The logistic regression model was selected through a preliminary comparison of various predictive models, including Decision Trees50, Random Forests51, Support Vector Machines52 and Naive Bayes50,52 classification. The supplementary material shows the predictive performance before feature selection, with different initial cropping of the dataset to remove missing values. Most of the times, logistic regression outperformed the other models, while it was sometimes outperformed by the RF model. However, RF requires a large time for training. Given the large number of models to be trained during the filter/wrapper feature selection phase, we decided to select logistic regression for this task.

Once clinical variables were selected, prediction was studied for five different models: Logistic Regression, Decision Trees, Random Forests, Support Vector Machines and Naive Bayes. These are classical machine learning models, and we used the scikit-learn Python package for the analysis.

The predictive performance was evaluated using two different metrics: the accuracy, i.e. the fraction of patients correctly classified, and the F1-score averaged over the two classes (weighted average due to class imbalance), i.e. the weighted average of precision and recall for each class. We performed leave-one-out cross validation to test the models, i.e. employing each patient to validate a model obtained from all other patients. We repeated the analysis on the datasets from both COVID-19 waves, to test the selected clinical variables.

Imputation of missing values

We implemented a method for imputation of missing values based on a nearest neighbour approach. For each patient \(p_i\), a distance to all other patients is computed. Then each missing clinical value in \(p_i\) is completed by copying the corresponding value in the closest \(p_j\) that has that clinical variable measured.

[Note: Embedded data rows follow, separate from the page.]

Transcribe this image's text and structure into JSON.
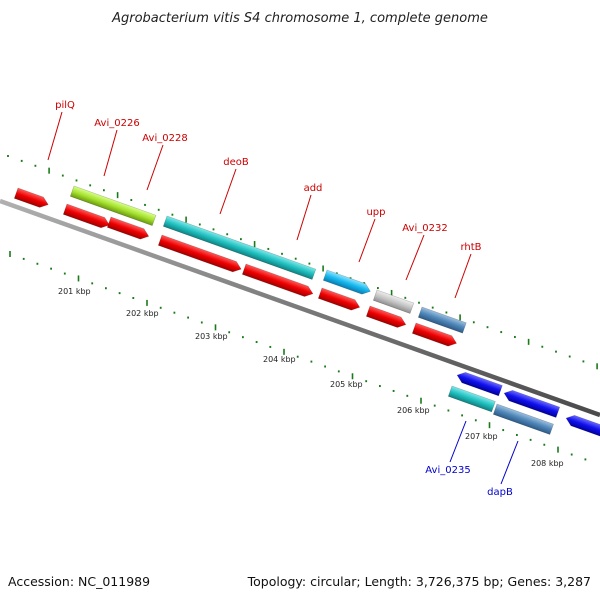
{
  "title": "Agrobacterium vitis S4 chromosome 1, complete genome",
  "footer": {
    "accession": "Accession: NC_011989",
    "summary": "Topology: circular; Length: 3,726,375 bp; Genes: 3,287"
  },
  "colors": {
    "label_top": "#cc0000",
    "label_bottom": "#0000cc",
    "tick": "#1a7a1a",
    "backbone": "#808080"
  },
  "tick_labels": [
    "201 kbp",
    "202 kbp",
    "203 kbp",
    "204 kbp",
    "205 kbp",
    "206 kbp",
    "207 kbp",
    "208 kbp"
  ],
  "gene_labels_top": [
    "pilQ",
    "Avi_0226",
    "Avi_0228",
    "deoB",
    "add",
    "upp",
    "Avi_0232",
    "rhtB"
  ],
  "gene_labels_bottom": [
    "Avi_0235",
    "dapB"
  ]
}
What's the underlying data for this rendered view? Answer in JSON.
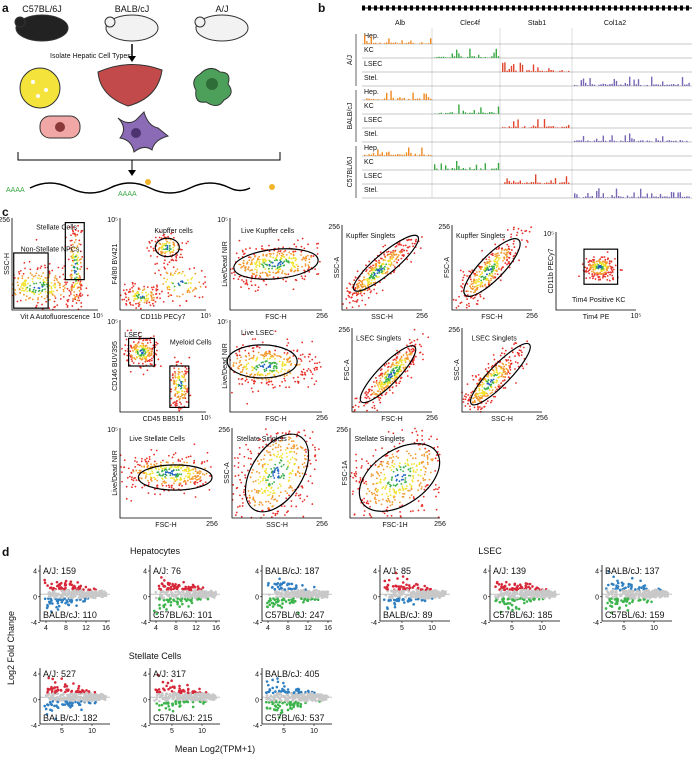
{
  "panel_a": {
    "letter": "a",
    "strains": [
      "C57BL/6J",
      "BALB/cJ",
      "A/J"
    ],
    "caption": "Isolate Hepatic Cell Types",
    "polya": [
      "AAAA",
      "AAAA"
    ]
  },
  "panel_b": {
    "letter": "b",
    "genes": [
      "Alb",
      "Clec4f",
      "Stab1",
      "Col1a2"
    ],
    "track_colors": [
      "#f08a24",
      "#3aa845",
      "#e0462e",
      "#7a67b5"
    ],
    "groups": [
      {
        "strain": "A/J",
        "tracks": [
          "Hep.",
          "KC",
          "LSEC",
          "Stel."
        ]
      },
      {
        "strain": "BALB/cJ",
        "tracks": [
          "Hep.",
          "KC",
          "LSEC",
          "Stel."
        ]
      },
      {
        "strain": "C57BL/6J",
        "tracks": [
          "Hep.",
          "KC",
          "LSEC",
          "Stel."
        ]
      }
    ]
  },
  "panel_c": {
    "letter": "c",
    "plots": [
      {
        "labels": [
          "Stellate Cells",
          "Non-Stellate NPCs."
        ],
        "x_label": "Vit A Autofluorescence",
        "y_label": "SSC-H",
        "x_max": "10⁵",
        "y_max": "256"
      },
      {
        "labels": [
          "Kupffer cells"
        ],
        "x_label": "CD11b PECy7",
        "y_label": "F4/80 BV421",
        "x_max": "10⁵",
        "y_max": "10⁵"
      },
      {
        "labels": [
          "Live Kupffer cells"
        ],
        "x_label": "FSC-H",
        "y_label": "Live/Dead NIR",
        "x_max": "256",
        "y_max": "10⁵"
      },
      {
        "labels": [
          "Kupffer Singlets"
        ],
        "x_label": "SSC-H",
        "y_label": "SSC-A",
        "x_max": "256",
        "y_max": "256"
      },
      {
        "labels": [
          "Kupffer Singlets"
        ],
        "x_label": "FSC-H",
        "y_label": "FSC-A",
        "x_max": "256",
        "y_max": "256"
      },
      {
        "labels": [
          "Tim4 Positive KC"
        ],
        "x_label": "Tim4 PE",
        "y_label": "CD11b PECy7",
        "x_max": "10⁵",
        "y_max": "10⁵"
      },
      {
        "labels": [
          "LSEC",
          "Myeloid Cells"
        ],
        "x_label": "CD45 BB515",
        "y_label": "CD146 BUV395",
        "x_max": "10⁵",
        "y_max": "10⁵"
      },
      {
        "labels": [
          "Live LSEC"
        ],
        "x_label": "FSC-H",
        "y_label": "Live/Dead NIR",
        "x_max": "256",
        "y_max": "10⁵"
      },
      {
        "labels": [
          "LSEC Singlets"
        ],
        "x_label": "FSC-H",
        "y_label": "FSC-A",
        "x_max": "256",
        "y_max": "256"
      },
      {
        "labels": [
          "LSEC Singlets"
        ],
        "x_label": "SSC-H",
        "y_label": "SSC-A",
        "x_max": "256",
        "y_max": "256"
      },
      {
        "labels": [
          "Live Stellate Cells"
        ],
        "x_label": "FSC-H",
        "y_label": "Live/Dead NIR",
        "x_max": "256",
        "y_max": "10⁵"
      },
      {
        "labels": [
          "Stellate Singlets"
        ],
        "x_label": "SSC-H",
        "y_label": "SSC-A",
        "x_max": "256",
        "y_max": "256"
      },
      {
        "labels": [
          "Stellate Singlets"
        ],
        "x_label": "FSC-1H",
        "y_label": "FSC-1A",
        "x_max": "256",
        "y_max": "256"
      }
    ]
  },
  "panel_d": {
    "letter": "d",
    "y_label": "Log2 Fold Change",
    "x_label": "Mean Log2(TPM+1)",
    "sections": [
      {
        "title": "Hepatocytes",
        "plots": [
          {
            "top": "A/J: 159",
            "bottom": "BALB/cJ: 110",
            "top_color": "#d62839",
            "bottom_color": "#2f7fc1",
            "x_ticks": [
              "4",
              "8",
              "12",
              "16"
            ],
            "y_ticks": [
              "4",
              "0",
              "-4"
            ]
          },
          {
            "top": "A/J: 76",
            "bottom": "C57BL/6J: 101",
            "top_color": "#d62839",
            "bottom_color": "#3cb44b",
            "x_ticks": [
              "4",
              "8",
              "12",
              "16"
            ],
            "y_ticks": [
              "4",
              "0",
              "-4"
            ]
          },
          {
            "top": "BALB/cJ: 187",
            "bottom": "C57BL/6J: 247",
            "top_color": "#2f7fc1",
            "bottom_color": "#3cb44b",
            "x_ticks": [
              "4",
              "8",
              "12",
              "16"
            ],
            "y_ticks": [
              "4",
              "0",
              "-4"
            ]
          }
        ]
      },
      {
        "title": "LSEC",
        "plots": [
          {
            "top": "A/J: 85",
            "bottom": "BALB/cJ: 89",
            "top_color": "#d62839",
            "bottom_color": "#2f7fc1",
            "x_ticks": [
              "5",
              "10"
            ],
            "y_ticks": [
              "4",
              "0",
              "-4"
            ]
          },
          {
            "top": "A/J: 139",
            "bottom": "C57BL/6J: 185",
            "top_color": "#d62839",
            "bottom_color": "#3cb44b",
            "x_ticks": [
              "5",
              "10"
            ],
            "y_ticks": [
              "4",
              "0",
              "-4"
            ]
          },
          {
            "top": "BALB/cJ: 137",
            "bottom": "C57BL/6J: 159",
            "top_color": "#2f7fc1",
            "bottom_color": "#3cb44b",
            "x_ticks": [
              "5",
              "10"
            ],
            "y_ticks": [
              "4",
              "0",
              "-4"
            ]
          }
        ]
      },
      {
        "title": "Stellate Cells",
        "plots": [
          {
            "top": "A/J: 527",
            "bottom": "BALB/cJ: 182",
            "top_color": "#d62839",
            "bottom_color": "#2f7fc1",
            "x_ticks": [
              "5",
              "10"
            ],
            "y_ticks": [
              "4",
              "0",
              "-4"
            ]
          },
          {
            "top": "A/J: 317",
            "bottom": "C57BL/6J: 215",
            "top_color": "#d62839",
            "bottom_color": "#3cb44b",
            "x_ticks": [
              "5",
              "10"
            ],
            "y_ticks": [
              "4",
              "0",
              "-4"
            ]
          },
          {
            "top": "BALB/cJ: 405",
            "bottom": "C57BL/6J: 537",
            "top_color": "#2f7fc1",
            "bottom_color": "#3cb44b",
            "x_ticks": [
              "5",
              "10"
            ],
            "y_ticks": [
              "4",
              "0",
              "-4"
            ]
          }
        ]
      }
    ]
  }
}
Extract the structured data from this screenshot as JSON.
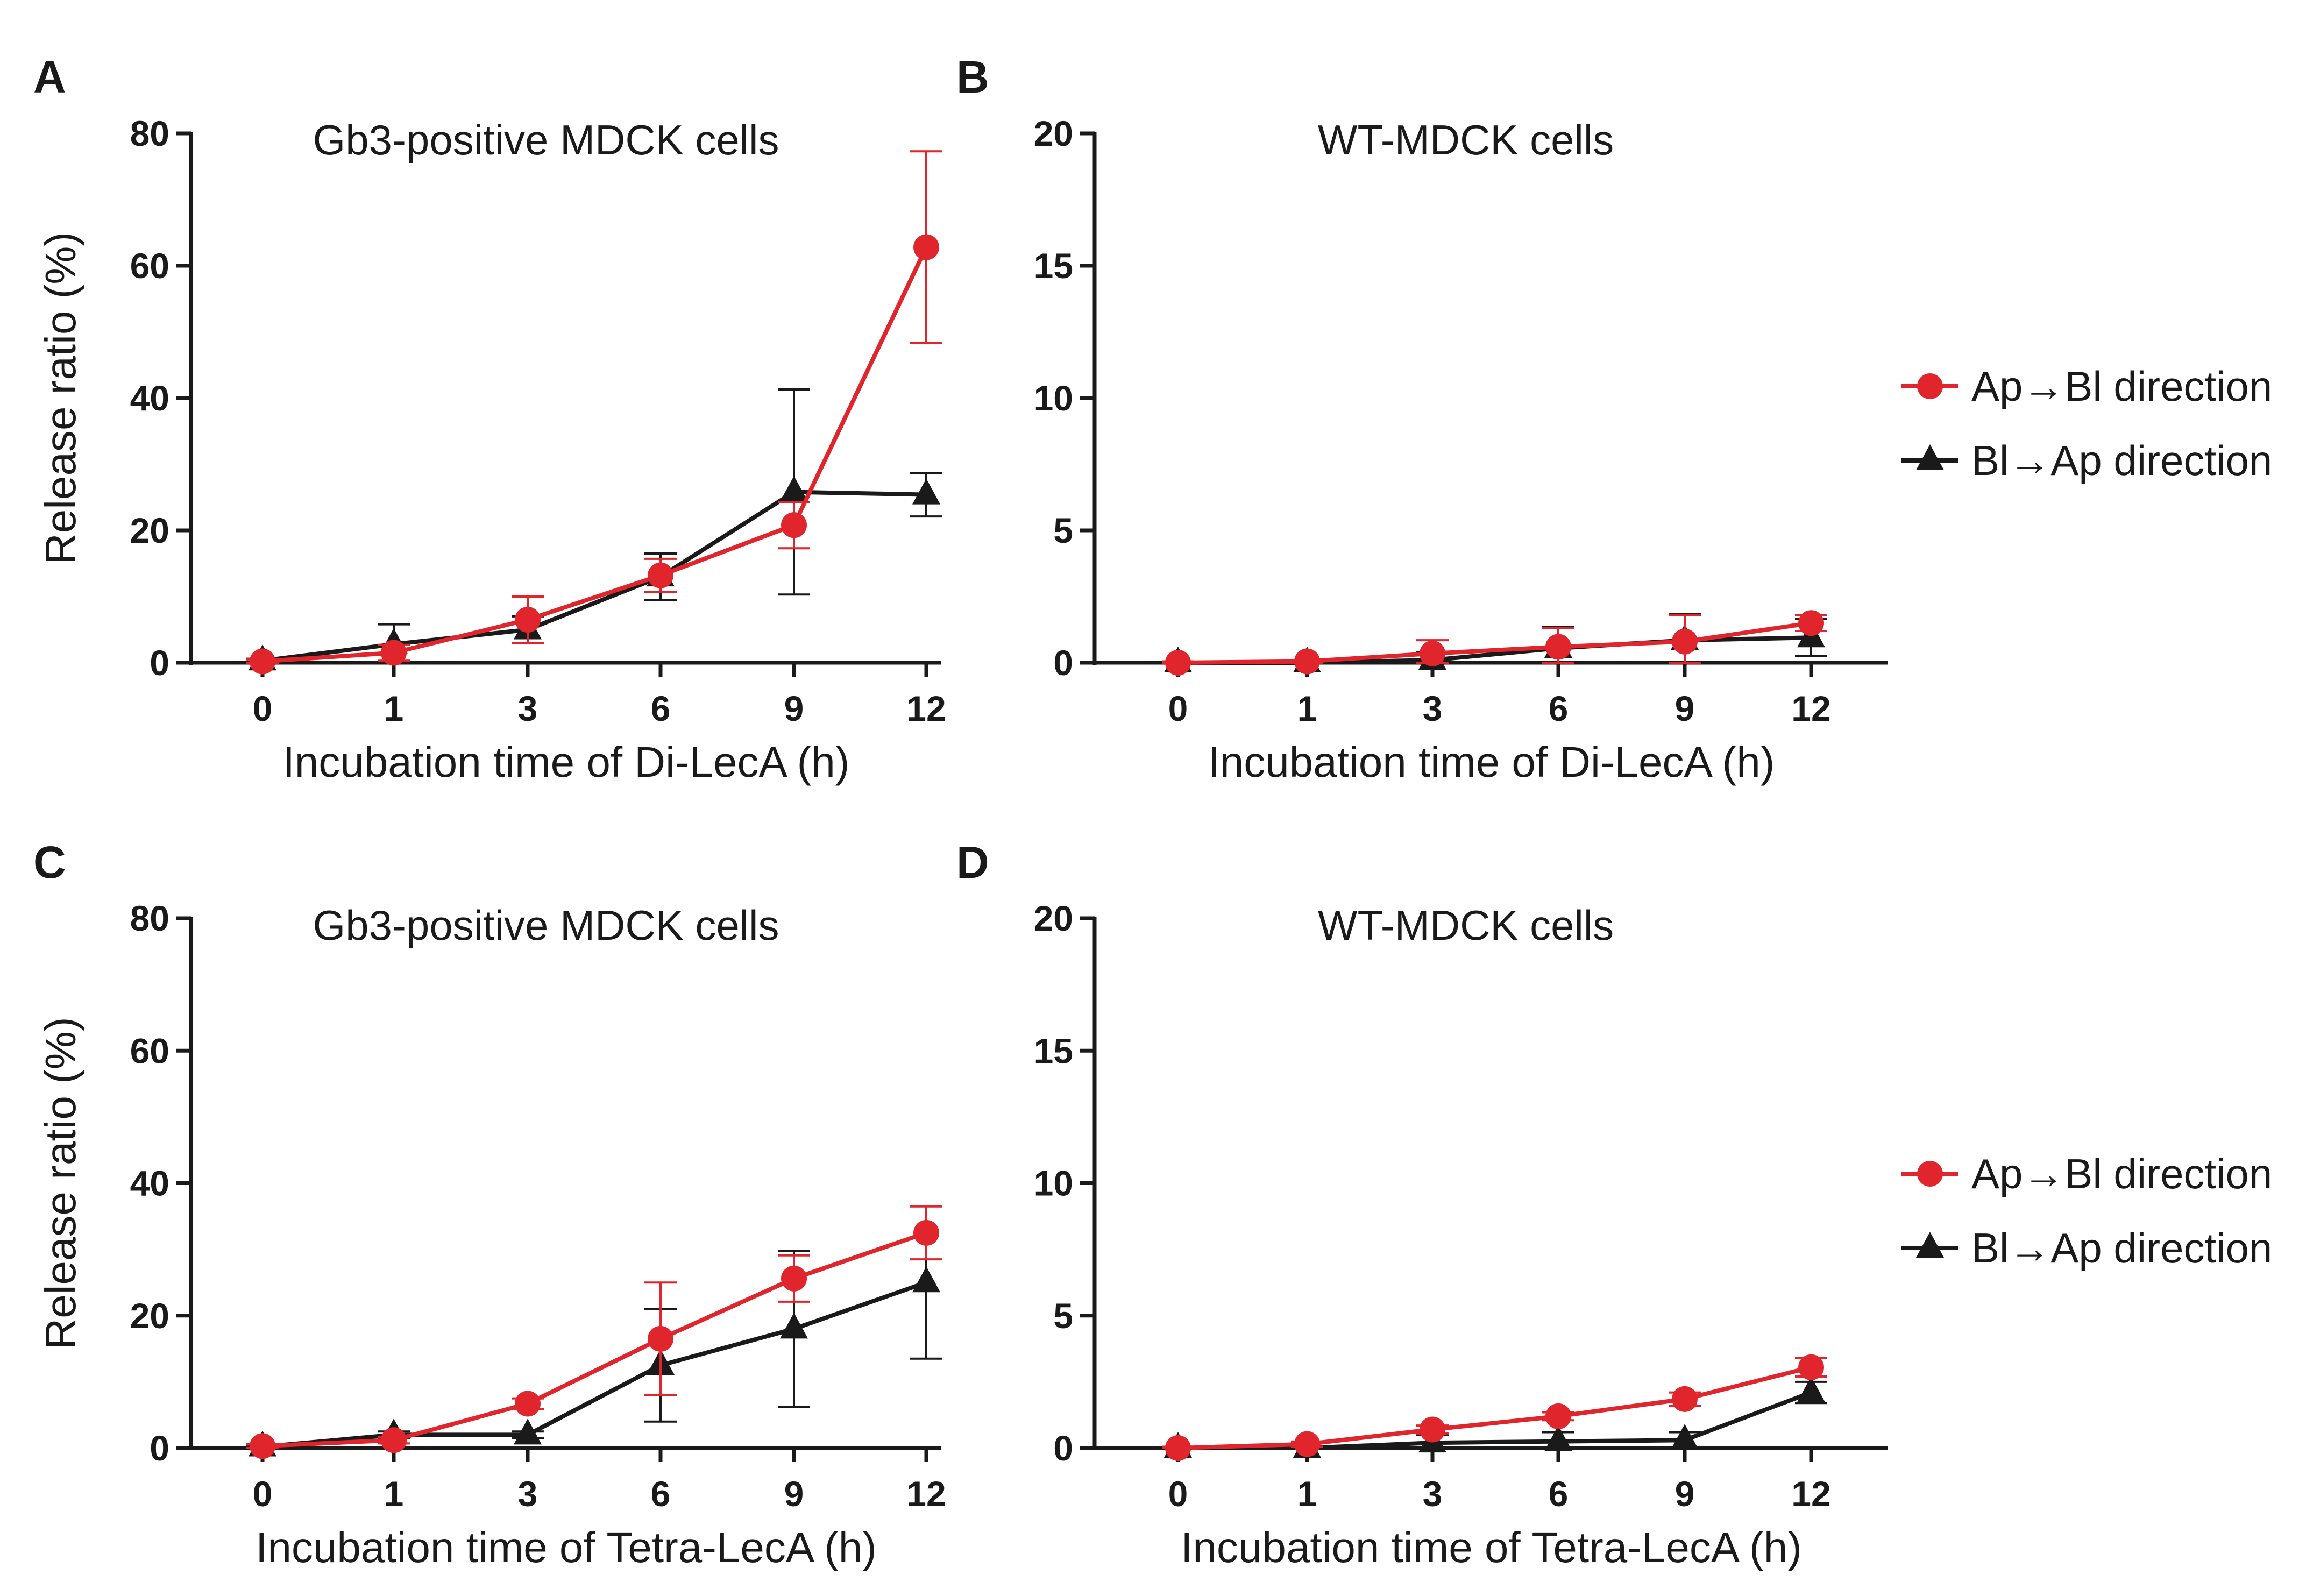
{
  "colors": {
    "red": "#e0262c",
    "black": "#1a1a1a",
    "axis": "#1a1a1a"
  },
  "legend": [
    {
      "label": "Ap→Bl direction",
      "color": "#e0262c",
      "marker": "circle"
    },
    {
      "label": "Bl→Ap direction",
      "color": "#1a1a1a",
      "marker": "triangle"
    }
  ],
  "chart_data": [
    {
      "panel": "A",
      "type": "line",
      "title": "Gb3-positive MDCK cells",
      "xlabel": "Incubation time of Di-LecA (h)",
      "ylabel": "Release ratio (%)",
      "categories": [
        "0",
        "1",
        "3",
        "6",
        "9",
        "12"
      ],
      "ylim": [
        0,
        80
      ],
      "yticks": [
        0,
        20,
        40,
        60,
        80
      ],
      "series": [
        {
          "name": "Ap→Bl direction",
          "color": "#e0262c",
          "marker": "circle",
          "values": [
            0.2,
            1.5,
            6.5,
            13.2,
            20.8,
            62.8
          ],
          "errors": [
            0.3,
            1.2,
            3.5,
            2.5,
            3.5,
            14.5
          ]
        },
        {
          "name": "Bl→Ap direction",
          "color": "#1a1a1a",
          "marker": "triangle",
          "values": [
            0.3,
            2.8,
            5.0,
            13.0,
            25.8,
            25.4
          ],
          "errors": [
            0.3,
            3.0,
            2.0,
            3.5,
            15.5,
            3.3
          ]
        }
      ]
    },
    {
      "panel": "B",
      "type": "line",
      "title": "WT-MDCK cells",
      "xlabel": "Incubation time of Di-LecA (h)",
      "ylabel": "",
      "categories": [
        "0",
        "1",
        "3",
        "6",
        "9",
        "12"
      ],
      "ylim": [
        0,
        20
      ],
      "yticks": [
        0,
        5,
        10,
        15,
        20
      ],
      "series": [
        {
          "name": "Ap→Bl direction",
          "color": "#e0262c",
          "marker": "circle",
          "values": [
            0.0,
            0.05,
            0.35,
            0.6,
            0.8,
            1.5
          ],
          "errors": [
            0.05,
            0.05,
            0.5,
            0.7,
            1.0,
            0.3
          ]
        },
        {
          "name": "Bl→Ap direction",
          "color": "#1a1a1a",
          "marker": "triangle",
          "values": [
            0.0,
            0.0,
            0.1,
            0.55,
            0.85,
            0.95
          ],
          "errors": [
            0.05,
            0.05,
            0.3,
            0.8,
            1.0,
            0.7
          ]
        }
      ]
    },
    {
      "panel": "C",
      "type": "line",
      "title": "Gb3-positive MDCK cells",
      "xlabel": "Incubation time of Tetra-LecA (h)",
      "ylabel": "Release ratio (%)",
      "categories": [
        "0",
        "1",
        "3",
        "6",
        "9",
        "12"
      ],
      "ylim": [
        0,
        80
      ],
      "yticks": [
        0,
        20,
        40,
        60,
        80
      ],
      "series": [
        {
          "name": "Ap→Bl direction",
          "color": "#e0262c",
          "marker": "circle",
          "values": [
            0.3,
            1.2,
            6.7,
            16.5,
            25.6,
            32.5
          ],
          "errors": [
            0.3,
            0.5,
            0.8,
            8.5,
            3.5,
            4.0
          ]
        },
        {
          "name": "Bl→Ap direction",
          "color": "#1a1a1a",
          "marker": "triangle",
          "values": [
            0.2,
            2.0,
            2.0,
            12.5,
            18.0,
            25.0
          ],
          "errors": [
            0.3,
            0.5,
            0.5,
            8.5,
            11.8,
            11.5
          ]
        }
      ]
    },
    {
      "panel": "D",
      "type": "line",
      "title": "WT-MDCK cells",
      "xlabel": "Incubation time of Tetra-LecA (h)",
      "ylabel": "",
      "categories": [
        "0",
        "1",
        "3",
        "6",
        "9",
        "12"
      ],
      "ylim": [
        0,
        20
      ],
      "yticks": [
        0,
        5,
        10,
        15,
        20
      ],
      "series": [
        {
          "name": "Ap→Bl direction",
          "color": "#e0262c",
          "marker": "circle",
          "values": [
            0.0,
            0.15,
            0.7,
            1.2,
            1.85,
            3.05
          ],
          "errors": [
            0.05,
            0.1,
            0.15,
            0.15,
            0.25,
            0.35
          ]
        },
        {
          "name": "Bl→Ap direction",
          "color": "#1a1a1a",
          "marker": "triangle",
          "values": [
            0.0,
            0.0,
            0.2,
            0.25,
            0.3,
            2.1
          ],
          "errors": [
            0.05,
            0.05,
            0.3,
            0.35,
            0.3,
            0.4
          ]
        }
      ]
    }
  ]
}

The distance measure used was cosine similarity52 among the two vectors of clinical variables, after removing all variables missing in at least one of the two patients. This distance has the advantage that it does not depend on the number of dimensions of the vector. The data was again standardised before missing value imputation.

Clustering

After completing the missing values, we also perform clustering of all clinical variables to provide a better view over the biomarkers selected. This step also provides a means to validate the data collected and the missing value computation. We use agglomerative hierarchical clustering52 for this purpose, with the number of clusters fixed at 27. This was chosen empirically since it allowed for four of the six selected clinical variables to belong to separate clusters, without fragmenting too much the variable space. Agglomerative clustering groups the data in a bottom up manner, by joining iteratively the two closest groups, and stopping when that number of clusters is reached. Again we used scikit-learn, with Euclidean distance and Ward linkage.